A morte do ativista foi confirmada internamente pela sua organização. “Com o coração partido, anunciamos que Charlie foi para sua recompensa eterna com Jesus Cristo no céu”, comunicou o diretor de operações da Turning Point USA, Justin Streiff, em um e-mail interno aos funcionários.
Poucas horas depois, o diretor do FBI, Kash Patel, confirmou a prisão do suspeito. “O sujeito por trás do terrível tiroteio de hoje que tirou a vida de Charlie Kirk está sob custódia”, escreveu Patel em sua rede social.

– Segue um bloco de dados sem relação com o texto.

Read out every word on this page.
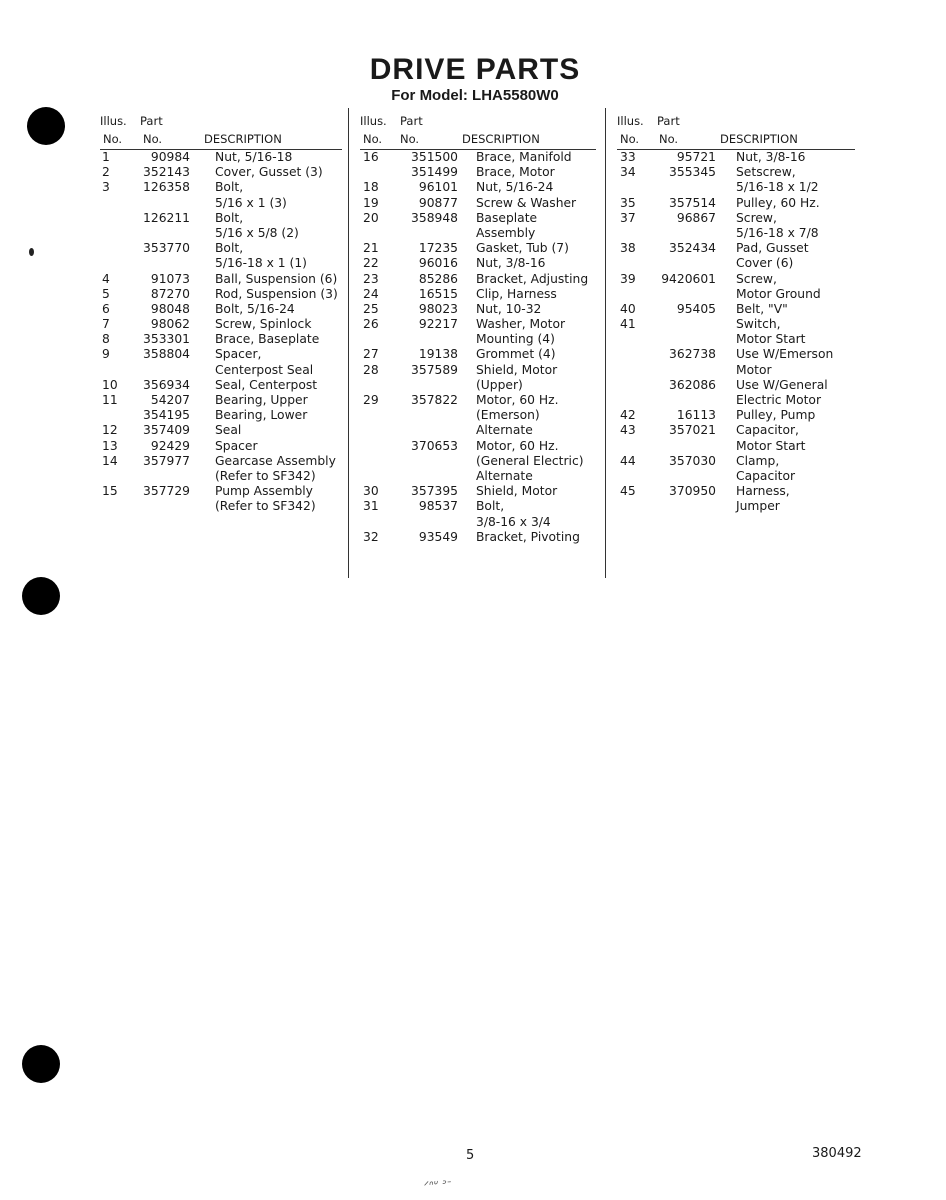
DRIVE PARTS
For Model: LHA5580W0
Illus. Part
No. No.	DESCRIPTION
1	90984 Nut, 5/16-18
2	352143 Cover, Gusset (3)
3	126358 Bolt,
5/16 x 1 (3)
126211 Bolt,
5/16 x 5/8 (2)
353770 Bolt,
5/16-18 x 1 (1)
4	91073 Ball, Suspension (6)
5	87270 Rod, Suspension (3)
6	98048 Bolt, 5/16-24
7	98062 Screw, Spinlock
8	353301 Brace, Baseplate
9	358804 Spacer,
Centerpost Seal
10	356934 Seal, Centerpost
11	54207 Bearing, Upper
354195 Bearing, Lower
12	357409 Seal
13	92429 Spacer
14	357977 Gearcase Assembly
(Refer to SF342)
15	357729 Pump Assembly
(Refer to SF342)
Illus. Part
No. No.	DESCRIPTION
16	351500 Brace, Manifold
351499 Brace, Motor
18	96101 Nut, 5/16-24
19	90877 Screw & Washer
20	358948 Baseplate
Assembly
21	17235 Gasket, Tub (7)
22	96016 Nut, 3/8-16
23	85286 Bracket, Adjusting
24	16515 Clip, Harness
25	98023 Nut, 10-32
26	92217 Washer, Motor
Mounting (4)
27	19138 Grommet (4)
28	357589 Shield, Motor
(Upper)
29	357822 Motor, 60 Hz.
(Emerson)
Alternate
370653 Motor, 60 Hz.
(General Electric)
Alternate
30	357395 Shield, Motor
31	98537 Bolt,
3/8-16 x 3/4
32	93549 Bracket, Pivoting
Illus. Part
No. No.	DESCRIPTION
33	95721 Nut, 3/8-16
34	355345 Setscrew,
5/16-18 x 1/2
35	357514 Pulley, 60 Hz.
37	96867 Screw,
5/16-18 x 7/8
38	352434 Pad, Gusset
Cover (6)
39	9420601 Screw,
Motor Ground
40	95405 Belt, "V"
41	Switch,
Motor Start
362738 Use W/Emerson
Motor
362086 Use W/General
Electric Motor
42	16113 Pulley, Pump
43	357021 Capacitor,
Motor Start
44	357030 Clamp,
Capacitor
45	370950 Harness,
Jumper
5	380492
ᐟᐢᐡ ᐣᐨ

Vídeos da universidade se tornaram peças-chave na investigação. Blake Spendley, um ex-analista, publicou imagens que parecem mostrar uma figura no telhado do Losee Center, um prédio a cerca de 200 metros do local do evento. Um segundo vídeo mostraria uma pessoa correndo pela cobertura após o disparo. As autoridades, no entanto, ainda não confirmaram a autenticidade dos vídeos.
Testemunhas relataram a sequência de eventos. A repórter Emma Pitts, do Deseret News, afirmou que Kirk respondia a uma pergunta sobre a proporção de atiradores transgênero em tiroteios em massa quando o tiro foi ouvido. “Antes que ele pudesse responder a outra pergunta, vimos seu pescoço se virar para o lado e parecia ter sido atingido. Havia sangue, imediatamente muito sangue”, disse Pitts.

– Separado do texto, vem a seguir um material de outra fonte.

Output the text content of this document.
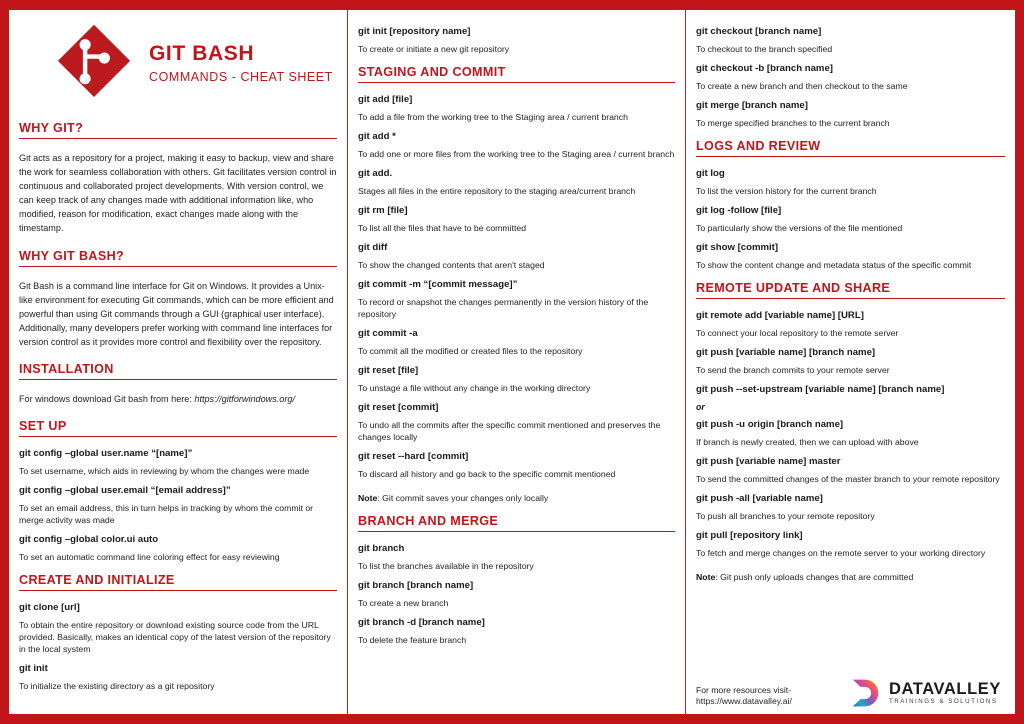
GIT BASH
COMMANDS - CHEAT SHEET
WHY GIT?
Git acts as a repository for a project, making it easy to backup, view and share the work for seamless collaboration with others. Git facilitates version control in continuous and collaborated project developments. With version control, we can keep track of any changes made with additional information like, who modified, reason for modification, exact changes made along with the timestamp.
WHY GIT BASH?
Git Bash is a command line interface for Git on Windows. It provides a Unix-like environment for executing Git commands, which can be more efficient and powerful than using Git commands through a GUI (graphical user interface). Additionally, many developers prefer working with command line interfaces for version control as it provides more control and flexibility over the repository.
INSTALLATION
For windows download Git bash from here: https://gitforwindows.org/
SET UP
git config –global user.name “[name]”
To set username, which aids in reviewing by whom the changes were made
git config –global user.email “[email address]”
To set an email address, this in turn helps in tracking by whom the commit or merge activity was made
git config –global color.ui auto
To set an automatic command line coloring effect for easy reviewing
CREATE AND INITIALIZE
git clone [url]
To obtain the entire repository or download existing source code from the URL provided. Basically, makes an identical copy of the latest version of the repository in the local system
git init
To initialize the existing directory as a git repository
git init [repository name]
To create or initiate a new git repository
STAGING AND COMMIT
git add [file]
To add a file from the working tree to the Staging area / current branch
git add *
To add one or more files from the working tree to the Staging area / current branch
git add.
Stages all files in the entire repository to the staging area/current branch
git rm [file]
To list all the files that have to be committed
git diff
To show the changed contents that aren't staged
git commit -m “[commit message]”
To record or snapshot the changes permanently in the version history of the repository
git commit -a
To commit all the modified or created files to the repository
git reset [file]
To unstage a file without any change in the working directory
git reset [commit]
To undo all the commits after the specific commit mentioned and preserves the changes locally
git reset --hard [commit]
To discard all history and go back to the specific commit mentioned
Note: Git commit saves your changes only locally
BRANCH AND MERGE
git branch
To list the branches available in the repository
git branch [branch name]
To create a new branch
git branch -d [branch name]
To delete the feature branch
git checkout [branch name]
To checkout to the branch specified
git checkout -b [branch name]
To create a new branch and then checkout to the same
git merge [branch name]
To merge specified branches to the current branch
LOGS AND REVIEW
git log
To list the version history for the current branch
git log -follow [file]
To particularly show the versions of the file mentioned
git show [commit]
To show the content change and metadata status of the specific commit
REMOTE UPDATE AND SHARE
git remote add [variable name] [URL]
To connect your local repository to the remote server
git push [variable name] [branch name]
To send the branch commits to your remote server
git push --set-upstream [variable name] [branch name]
or
git push -u origin [branch name]
If branch is newly created, then we can upload with above
git push [variable name] master
To send the committed changes of the master branch to your remote repository
git push -all [variable name]
To push all branches to your remote repository
git pull [repository link]
To fetch and merge changes on the remote server to your working directory
Note: Git push only uploads changes that are committed
For more resources visit-
https://www.datavalley.ai/
DATAVALLEY
TRAININGS & SOLUTIONS
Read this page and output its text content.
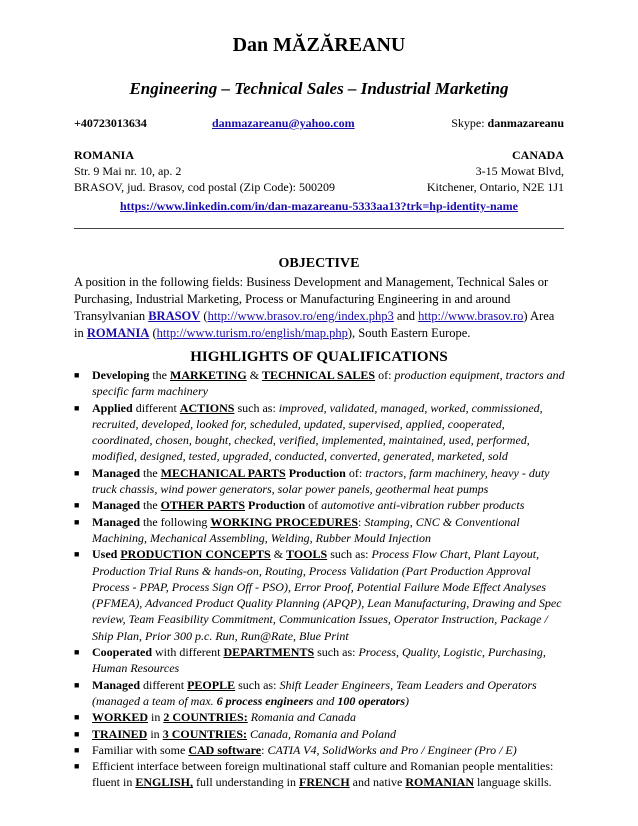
Dan MĂZĂREANU
Engineering – Technical Sales – Industrial Marketing
+40723013634	danmazareanu@yahoo.com	Skype: danmazareanu
ROMANIA
Str. 9 Mai nr. 10, ap. 2
BRASOV, jud. Brasov, cod postal (Zip Code): 500209
CANADA
3-15 Mowat Blvd,
Kitchener, Ontario, N2E 1J1
https://www.linkedin.com/in/dan-mazareanu-5333aa13?trk=hp-identity-name
OBJECTIVE
A position in the following fields: Business Development and Management, Technical Sales or Purchasing, Industrial Marketing, Process or Manufacturing Engineering in and around Transylvanian BRASOV (http://www.brasov.ro/eng/index.php3 and http://www.brasov.ro) Area in ROMANIA (http://www.turism.ro/english/map.php), South Eastern Europe.
HIGHLIGHTS OF QUALIFICATIONS
■ Developing the MARKETING & TECHNICAL SALES of: production equipment, tractors and specific farm machinery
■ Applied different ACTIONS such as: improved, validated, managed, worked, commissioned, recruited, developed, looked for, scheduled, updated, supervised, applied, cooperated, coordinated, chosen, bought, checked, verified, implemented, maintained, used, performed, modified, designed, tested, upgraded, conducted, converted, generated, marketed, sold
■ Managed the MECHANICAL PARTS Production of: tractors, farm machinery, heavy - duty truck chassis, wind power generators, solar power panels, geothermal heat pumps
■ Managed the OTHER PARTS Production of automotive anti-vibration rubber products
■ Managed the following WORKING PROCEDURES: Stamping, CNC & Conventional Machining, Mechanical Assembling, Welding, Rubber Mould Injection
■ Used PRODUCTION CONCEPTS & TOOLS such as: Process Flow Chart, Plant Layout, Production Trial Runs & hands-on, Routing, Process Validation (Part Production Approval Process - PPAP, Process Sign Off - PSO), Error Proof, Potential Failure Mode Effect Analyses (PFMEA), Advanced Product Quality Planning (APQP), Lean Manufacturing, Drawing and Spec review, Team Feasibility Commitment, Communication Issues, Operator Instruction, Package / Ship Plan, Prior 300 p.c. Run, Run@Rate, Blue Print
■ Cooperated with different DEPARTMENTS such as: Process, Quality, Logistic, Purchasing, Human Resources
■ Managed different PEOPLE such as: Shift Leader Engineers, Team Leaders and Operators (managed a team of max. 6 process engineers and 100 operators)
■ WORKED in 2 COUNTRIES: Romania and Canada
■ TRAINED in 3 COUNTRIES: Canada, Romania and Poland
■ Familiar with some CAD software: CATIA V4, SolidWorks and Pro / Engineer (Pro / E)
■ Efficient interface between foreign multinational staff culture and Romanian people mentalities: fluent in ENGLISH, full understanding in FRENCH and native ROMANIAN language skills.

Outra repórter, Eva Terry, descreveu o atirador como “um homem mais velho, entre 50 e 60 anos, com o que parecia ser um uniforme de trabalho”. No entanto, essa versão também não foi confirmada.
O presidente Donald Trump lamentou a morte de Kirk em sua plataforma Truth Social: “O Grande, e até Lendário, Charlie Kirk, morreu. Ninguém entendia melhor o coração da juventude na América”. Trump ordenou que a bandeira nacional seja hasteada a meio mastro até 14 de setembro. O governador de Utah, Spencer Cox, chamou a morte de Kirk de um “assassinato político”, uma tragédia para o estado e para a nação.
O assassinato de Kirk, uma figura influente e controversa que moldou o ativismo juvenil conservador nos últimos dez anos, levanta questões sobre o futuro de seu movimento e a segurança em campus universitários nos Estados Unidos.